Mais qui fait quoi ?

Petit billet pour rappeller comment s’articulent aujourd’hui les différents et très (trop) nombreux acteurs sur notre réseau ferré français.

La SNCF, acteur historique, est maintenant découpée en plusieurs morceaux, c’est que l’on appelle la séparation par activités. Ont été engagés parallèlement la régionalisation (les régions sont AOT), et la séparation de l’infrastructure avec la création de RFF. Le seul but de ces opérations est l’ouverture à la concurrence, puisque :

Infrastructure séparée = égalité d’accès au réseau pour tous les acteurs (donc privé y compris)

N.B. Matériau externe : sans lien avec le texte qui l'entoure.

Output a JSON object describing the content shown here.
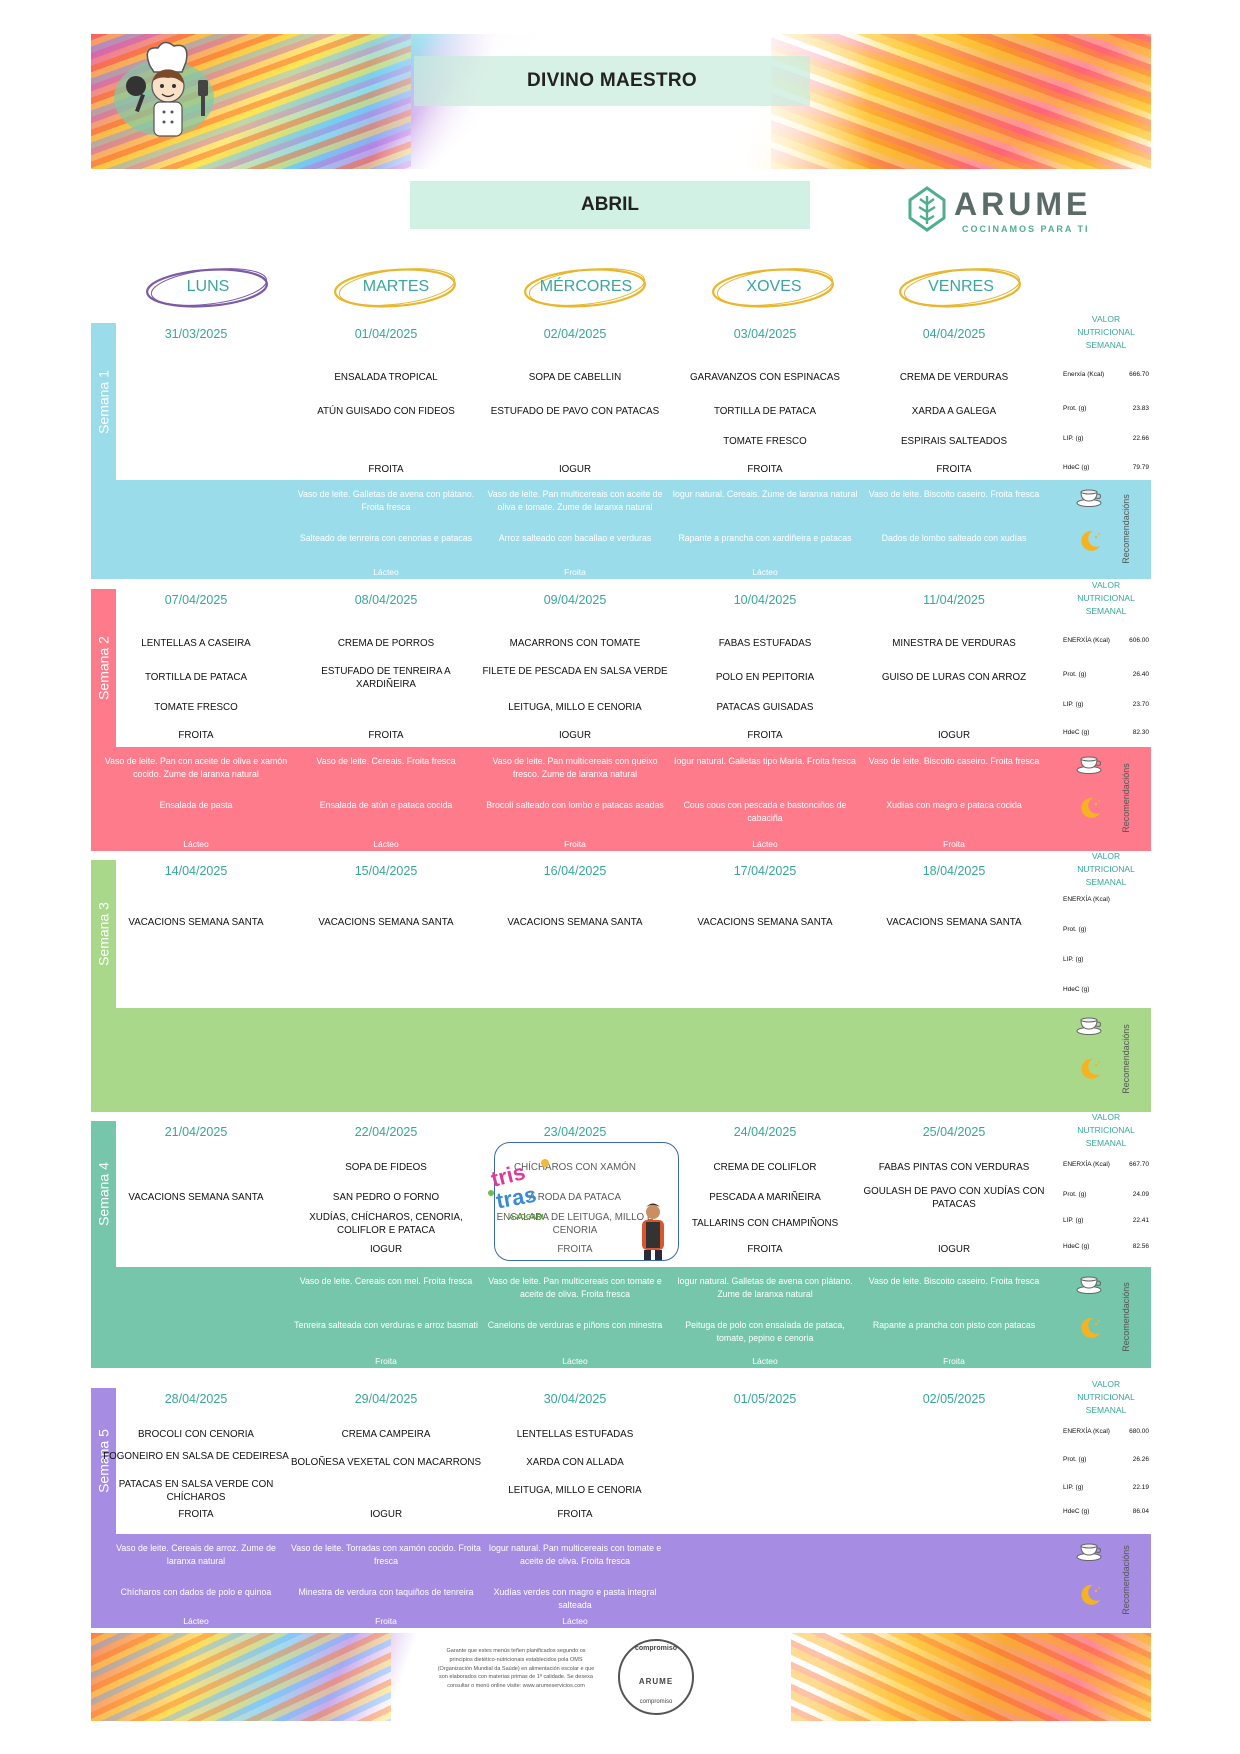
{
  "header": {
    "school": "DIVINO MAESTRO",
    "month": "ABRIL",
    "brand": "ARUME",
    "brand_tagline": "COCINAMOS PARA TI"
  },
  "days": [
    "LUNS",
    "MARTES",
    "MÉRCORES",
    "XOVES",
    "VENRES"
  ],
  "day_colors": [
    "#7b5aa6",
    "#e8b730",
    "#e8b730",
    "#e8b730",
    "#e8b730"
  ],
  "nutrition_title_lines": [
    "VALOR",
    "NUTRICIONAL",
    "SEMANAL"
  ],
  "recommendations_label": "Recomendacións",
  "weeks": [
    {
      "label": "Semana 1",
      "color": "#9bdcea",
      "dates": [
        "31/03/2025",
        "01/04/2025",
        "02/04/2025",
        "03/04/2025",
        "04/04/2025"
      ],
      "menu": [
        [
          "",
          "",
          "",
          ""
        ],
        [
          "ENSALADA TROPICAL",
          "ATÚN GUISADO CON FIDEOS",
          "",
          "FROITA"
        ],
        [
          "SOPA DE CABELLIN",
          "ESTUFADO DE PAVO CON PATACAS",
          "",
          "IOGUR"
        ],
        [
          "GARAVANZOS CON ESPINACAS",
          "TORTILLA DE PATACA",
          "TOMATE FRESCO",
          "FROITA"
        ],
        [
          "CREMA DE VERDURAS",
          "XARDA A GALEGA",
          "ESPIRAIS SALTEADOS",
          "FROITA"
        ]
      ],
      "nutrition": [
        [
          "Enerxía (Kcal)",
          "666.70"
        ],
        [
          "Prot. (g)",
          "23.83"
        ],
        [
          "LIP. (g)",
          "22.66"
        ],
        [
          "HdeC (g)",
          "79.79"
        ]
      ],
      "breakfast": [
        "",
        "Vaso de leite. Galletas de avena con plátano. Froita fresca",
        "Vaso de leite. Pan multicereais con aceite de oliva e tomate. Zume de laranxa natural",
        "Iogur natural. Cereais. Zume de laranxa natural",
        "Vaso de leite. Biscoito caseiro. Froita fresca"
      ],
      "dinner": [
        "",
        "Salteado de tenreira con cenorias e patacas",
        "Arroz salteado con bacallao e verduras",
        "Rapante a prancha con xardiñeira e patacas",
        "Dados de lombo salteado con xudías"
      ],
      "dessert": [
        "",
        "Lácteo",
        "Froita",
        "Lácteo",
        ""
      ]
    },
    {
      "label": "Semana 2",
      "color": "#fd7b8b",
      "dates": [
        "07/04/2025",
        "08/04/2025",
        "09/04/2025",
        "10/04/2025",
        "11/04/2025"
      ],
      "menu": [
        [
          "LENTELLAS A CASEIRA",
          "TORTILLA DE PATACA",
          "TOMATE FRESCO",
          "FROITA"
        ],
        [
          "CREMA DE PORROS",
          "ESTUFADO DE TENREIRA A XARDIÑEIRA",
          "",
          "FROITA"
        ],
        [
          "MACARRONS CON TOMATE",
          "FILETE DE PESCADA EN SALSA VERDE",
          "LEITUGA, MILLO E CENORIA",
          "IOGUR"
        ],
        [
          "FABAS ESTUFADAS",
          "POLO EN PEPITORIA",
          "PATACAS GUISADAS",
          "FROITA"
        ],
        [
          "MINESTRA DE VERDURAS",
          "GUISO DE LURAS CON ARROZ",
          "",
          "IOGUR"
        ]
      ],
      "nutrition": [
        [
          "ENERXÍA (Kcal)",
          "606.00"
        ],
        [
          "Prot. (g)",
          "26.40"
        ],
        [
          "LIP. (g)",
          "23.70"
        ],
        [
          "HdeC (g)",
          "82.30"
        ]
      ],
      "breakfast": [
        "Vaso de leite. Pan con aceite de oliva e xamón cocido. Zume de laranxa natural",
        "Vaso de leite. Cereais. Froita fresca",
        "Vaso de leite. Pan multicereais con queixo fresco. Zume de laranxa natural",
        "Iogur natural. Galletas tipo María. Froita fresca",
        "Vaso de leite. Biscoito caseiro. Froita fresca"
      ],
      "dinner": [
        "Ensalada de pasta",
        "Ensalada de atún e pataca cocida",
        "Brocolí salteado con lombo e patacas asadas",
        "Cous cous con pescada e bastonciños de cabaciña",
        "Xudías con magro e pataca cocida"
      ],
      "dessert": [
        "Lácteo",
        "Lácteo",
        "Froita",
        "Lácteo",
        "Froita"
      ]
    },
    {
      "label": "Semana 3",
      "color": "#a9d88b",
      "dates": [
        "14/04/2025",
        "15/04/2025",
        "16/04/2025",
        "17/04/2025",
        "18/04/2025"
      ],
      "menu": [
        [
          "",
          "VACACIONS SEMANA SANTA",
          "",
          ""
        ],
        [
          "",
          "VACACIONS SEMANA SANTA",
          "",
          ""
        ],
        [
          "",
          "VACACIONS SEMANA SANTA",
          "",
          ""
        ],
        [
          "",
          "VACACIONS SEMANA SANTA",
          "",
          ""
        ],
        [
          "",
          "VACACIONS SEMANA SANTA",
          "",
          ""
        ]
      ],
      "nutrition": [
        [
          "ENERXÍA (Kcal)",
          ""
        ],
        [
          "Prot. (g)",
          ""
        ],
        [
          "LIP. (g)",
          ""
        ],
        [
          "HdeC (g)",
          ""
        ]
      ],
      "breakfast": [
        "",
        "",
        "",
        "",
        ""
      ],
      "dinner": [
        "",
        "",
        "",
        "",
        ""
      ],
      "dessert": [
        "",
        "",
        "",
        "",
        ""
      ]
    },
    {
      "label": "Semana 4",
      "color": "#76c6ac",
      "dates": [
        "21/04/2025",
        "22/04/2025",
        "23/04/2025",
        "24/04/2025",
        "25/04/2025"
      ],
      "menu": [
        [
          "",
          "VACACIONS SEMANA SANTA",
          "",
          ""
        ],
        [
          "SOPA DE FIDEOS",
          "SAN PEDRO O FORNO",
          "XUDÍAS, CHÍCHAROS, CENORIA, COLIFLOR E PATACA",
          "IOGUR"
        ],
        [
          "CHÍCHAROS CON XAMÓN",
          "A RODA DA PATACA",
          "ENSALADA DE LEITUGA, MILLO E CENORIA",
          "FROITA"
        ],
        [
          "CREMA DE COLIFLOR",
          "PESCADA A MARIÑEIRA",
          "TALLARINS CON CHAMPIÑONS",
          "FROITA"
        ],
        [
          "FABAS PINTAS CON VERDURAS",
          "GOULASH DE PAVO CON XUDÍAS CON PATACAS",
          "",
          "IOGUR"
        ]
      ],
      "nutrition": [
        [
          "ENERXÍA (Kcal)",
          "667.70"
        ],
        [
          "Prot. (g)",
          "24.09"
        ],
        [
          "LIP. (g)",
          "22.41"
        ],
        [
          "HdeC (g)",
          "82.56"
        ]
      ],
      "breakfast": [
        "",
        "Vaso de leite. Cereais con mel. Froita fresca",
        "Vaso de leite. Pan multicereais con tomate e aceite de oliva. Froita fresca",
        "Iogur natural. Galletas de avena con plátano. Zume de laranxa natural",
        "Vaso de leite. Biscoito caseiro. Froita fresca"
      ],
      "dinner": [
        "",
        "Tenreira salteada con verduras e arroz basmati",
        "Canelons de verduras e piñons con minestra",
        "Peituga de polo con ensalada de pataca, tomate, pepino e cenoria",
        "Rapante a prancha con pisto con patacas"
      ],
      "dessert": [
        "",
        "Froita",
        "Lácteo",
        "Lácteo",
        "Froita"
      ]
    },
    {
      "label": "Semana 5",
      "color": "#a68ce3",
      "dates": [
        "28/04/2025",
        "29/04/2025",
        "30/04/2025",
        "01/05/2025",
        "02/05/2025"
      ],
      "menu": [
        [
          "BROCOLI CON CENORIA",
          "FOGONEIRO EN SALSA DE CEDEIRESA",
          "PATACAS EN SALSA VERDE CON CHÍCHAROS",
          "FROITA"
        ],
        [
          "CREMA CAMPEIRA",
          "BOLOÑESA VEXETAL CON MACARRONS",
          "",
          "IOGUR"
        ],
        [
          "LENTELLAS ESTUFADAS",
          "XARDA CON ALLADA",
          "LEITUGA, MILLO E CENORIA",
          "FROITA"
        ],
        [
          "",
          "",
          "",
          ""
        ],
        [
          "",
          "",
          "",
          ""
        ]
      ],
      "nutrition": [
        [
          "ENERXÍA (Kcal)",
          "680.00"
        ],
        [
          "Prot. (g)",
          "26.26"
        ],
        [
          "LIP. (g)",
          "22.19"
        ],
        [
          "HdeC (g)",
          "86.04"
        ]
      ],
      "breakfast": [
        "Vaso de leite. Cereais de arroz. Zume de laranxa natural",
        "Vaso de leite. Torradas con xamón cocido. Froita fresca",
        "Iogur natural. Pan multicereais con tomate e aceite de oliva. Froita fresca",
        "",
        ""
      ],
      "dinner": [
        "Chícharos con dados de polo e quinoa",
        "Minestra de verdura con taquiños de tenreira",
        "Xudías verdes con magro e pasta integral salteada",
        "",
        ""
      ],
      "dessert": [
        "Lácteo",
        "Froita",
        "Lácteo",
        "",
        ""
      ]
    }
  ],
  "footer": {
    "text": "Garante que estes menús teñen planificados segundo os principios dietético-nutricionais establecidos pola OMS (Organización Mundial da Saúde) en alimentación escolar e que son elaborados con materias primas de 1ª calidade. Se desexa consultar o menú online visite: www.arumeservicios.com",
    "seal_top": "compromiso",
    "seal_brand": "ARUME",
    "seal_bottom": "compromiso"
  },
  "tristres": {
    "line1": "tris",
    "line2": "tras",
    "line3": "A XOGAR!"
  }
}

Régions AOT pour les TER = possibilité de choisir un autre prestataire que la SNCF

Etat AOT pour les Intercités = possibilité de choisir un autre prestataire que la SNCF

Pour « garantir » et surveiller/chapeauter cette ouverture à la concurrence, différentes entitée ont également vu le jour : RFF, EPSF, ARAF, DCF… La multiplication des acteurs au sein d’un système intégré comme le ferroviaire est une hérésie, mais passons, le sujet à déjà été abordé à de nombreuses reprises dans ce blog. A ce propos vous pouvez retrouvez les rapports des assises du ferroviaire ici. La partie intéressante étant l’état des lieux, et l’articulation précise de ces acteurs. Quant aux préconisations, nous connaissons tous maintenant la direction qu’elles prennent. 

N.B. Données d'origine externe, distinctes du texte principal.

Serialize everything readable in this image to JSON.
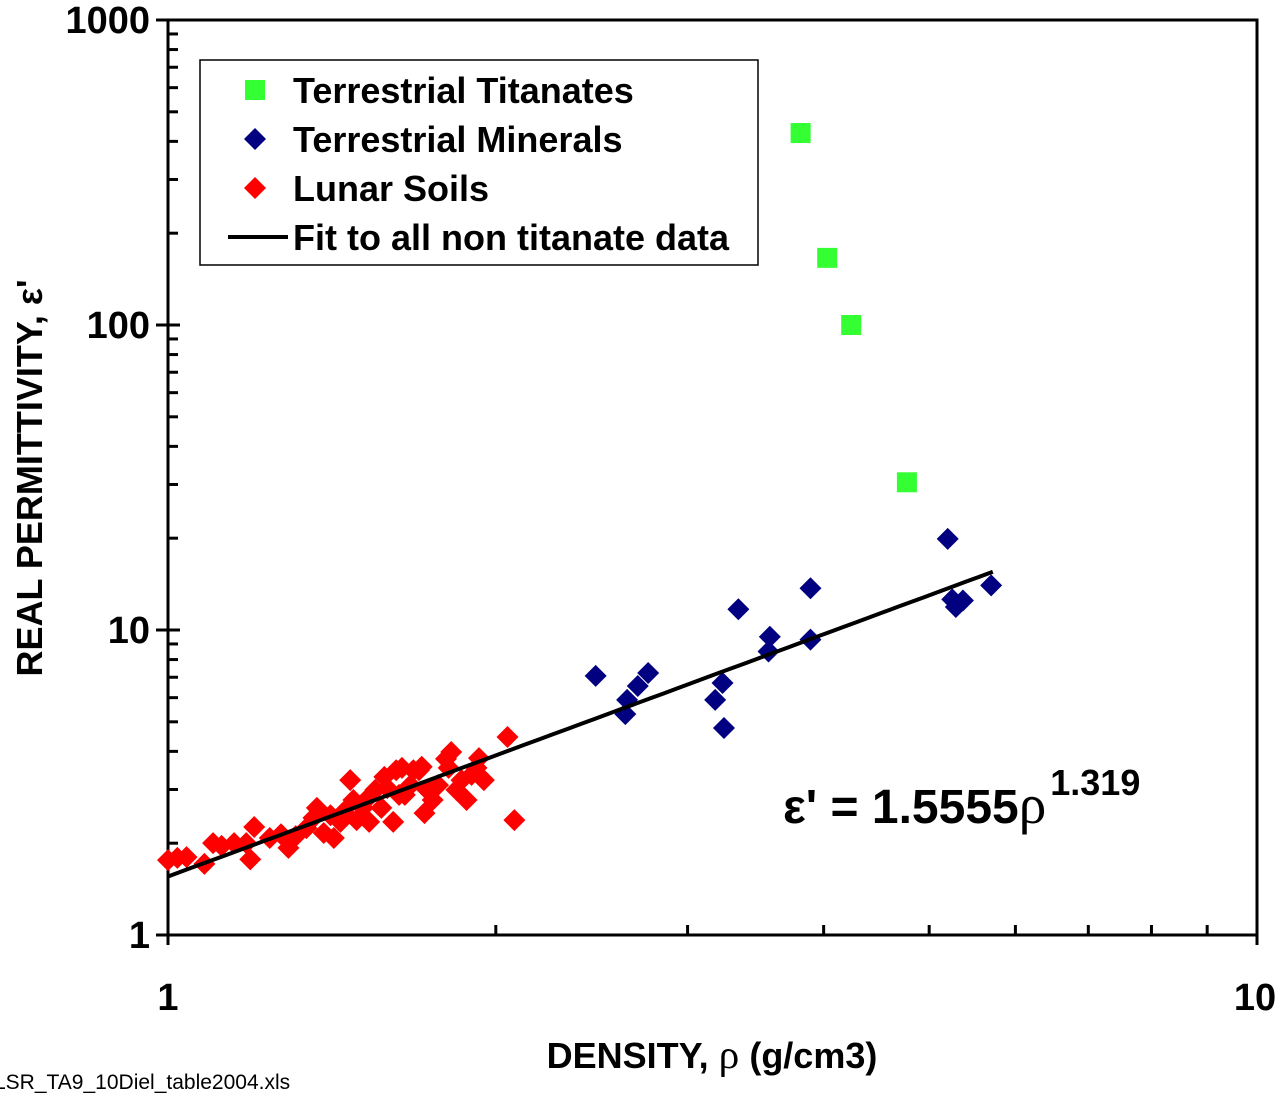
{
  "chart_data": {
    "type": "scatter",
    "xlabel": "DENSITY, ρ (g/cm3)",
    "ylabel": "REAL PERMITTIVITY, ε'",
    "xscale": "log",
    "yscale": "log",
    "xlim": [
      1,
      10
    ],
    "ylim": [
      1,
      1000
    ],
    "x_tick_labels": [
      "1",
      "10"
    ],
    "y_tick_labels": [
      "1",
      "10",
      "100",
      "1000"
    ],
    "grid": false,
    "legend_position": "top-left",
    "series": [
      {
        "name": "Terrestrial Titanates",
        "marker": "square",
        "color": "#33ff33",
        "points": [
          [
            3.81,
            426
          ],
          [
            4.03,
            166
          ],
          [
            4.24,
            100
          ],
          [
            4.77,
            30.5
          ]
        ]
      },
      {
        "name": "Terrestrial Minerals",
        "marker": "diamond",
        "color": "#000080",
        "points": [
          [
            2.47,
            7.07
          ],
          [
            2.63,
            5.3
          ],
          [
            2.64,
            5.9
          ],
          [
            2.7,
            6.55
          ],
          [
            2.76,
            7.23
          ],
          [
            3.18,
            5.9
          ],
          [
            3.23,
            6.7
          ],
          [
            3.24,
            4.77
          ],
          [
            3.34,
            11.7
          ],
          [
            3.56,
            8.5
          ],
          [
            3.57,
            9.5
          ],
          [
            3.89,
            13.7
          ],
          [
            3.89,
            9.3
          ],
          [
            5.2,
            19.9
          ],
          [
            5.25,
            12.6
          ],
          [
            5.29,
            11.9
          ],
          [
            5.37,
            12.5
          ],
          [
            5.7,
            14.0
          ]
        ]
      },
      {
        "name": "Lunar Soils",
        "marker": "diamond",
        "color": "#ff0000",
        "points": [
          [
            1.0,
            1.76
          ],
          [
            1.02,
            1.79
          ],
          [
            1.04,
            1.8
          ],
          [
            1.08,
            1.71
          ],
          [
            1.1,
            2.0
          ],
          [
            1.12,
            1.96
          ],
          [
            1.15,
            2.0
          ],
          [
            1.18,
            2.0
          ],
          [
            1.19,
            1.77
          ],
          [
            1.2,
            2.26
          ],
          [
            1.24,
            2.08
          ],
          [
            1.27,
            2.14
          ],
          [
            1.29,
            1.93
          ],
          [
            1.31,
            2.11
          ],
          [
            1.34,
            2.24
          ],
          [
            1.36,
            2.42
          ],
          [
            1.37,
            2.61
          ],
          [
            1.39,
            2.16
          ],
          [
            1.41,
            2.47
          ],
          [
            1.42,
            2.08
          ],
          [
            1.44,
            2.35
          ],
          [
            1.45,
            2.53
          ],
          [
            1.47,
            3.22
          ],
          [
            1.48,
            2.77
          ],
          [
            1.49,
            2.38
          ],
          [
            1.51,
            2.61
          ],
          [
            1.52,
            2.77
          ],
          [
            1.53,
            2.35
          ],
          [
            1.55,
            2.99
          ],
          [
            1.57,
            2.61
          ],
          [
            1.58,
            3.3
          ],
          [
            1.59,
            3.03
          ],
          [
            1.61,
            2.35
          ],
          [
            1.62,
            3.47
          ],
          [
            1.63,
            2.88
          ],
          [
            1.64,
            3.53
          ],
          [
            1.65,
            2.88
          ],
          [
            1.67,
            3.1
          ],
          [
            1.68,
            3.47
          ],
          [
            1.7,
            3.47
          ],
          [
            1.71,
            3.56
          ],
          [
            1.72,
            2.51
          ],
          [
            1.73,
            2.99
          ],
          [
            1.75,
            2.77
          ],
          [
            1.77,
            3.1
          ],
          [
            1.8,
            3.78
          ],
          [
            1.81,
            3.53
          ],
          [
            1.82,
            3.98
          ],
          [
            1.84,
            2.99
          ],
          [
            1.86,
            3.22
          ],
          [
            1.88,
            2.77
          ],
          [
            1.9,
            3.35
          ],
          [
            1.92,
            3.53
          ],
          [
            1.93,
            3.8
          ],
          [
            1.95,
            3.22
          ],
          [
            2.05,
            4.46
          ],
          [
            2.08,
            2.38
          ]
        ]
      }
    ],
    "fit": {
      "name": "Fit to all non titanate data",
      "color": "#000000",
      "coefficient": 1.5555,
      "exponent": 1.319,
      "x_range": [
        1,
        5.72
      ]
    },
    "annotation": {
      "text": "ε' = 1.5555ρ",
      "superscript": "1.319"
    }
  },
  "footer": {
    "filename": "LSR_TA9_10Diel_table2004.xls"
  }
}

Dernièrement et toujours allant dans cette direction de complication du système, les lois du 8 décembre 2009 relatives à l’organisation et à la régulation des transports ferroviaires portant diverses dispositions relatives aux transports, dites loi ORTF (Organisation des Régulations des Transports Ferroviaires) et celle de programmation du 3 août 2009 relative à la mise en œuvre du Grenelle de l’Environnement, dite « Grenelle 1 » sont apparues. La dernière modifie la LOTI (Loi d’Organisation des Transports Intérieurs) en intégrant la notion d’une politique des transports multimodale intégrée complémentaire et un Schéma National des Infrastructures de Transport (SNIT), dont les projets sont évalués sur des critères liés au développement durable. Pour les transports, elle fixe des objectifs ambitieux comme la réduction des émissions de gaz à effet de serre de 20 % d’ici à 2020, avec une évolution de la part modale du fret non routier et non aérien de 14 % à 25 % à l’échéance 2022. Dans ce cadre, elle prévoit un certain nombre de mesures favorables au mode ferroviaire.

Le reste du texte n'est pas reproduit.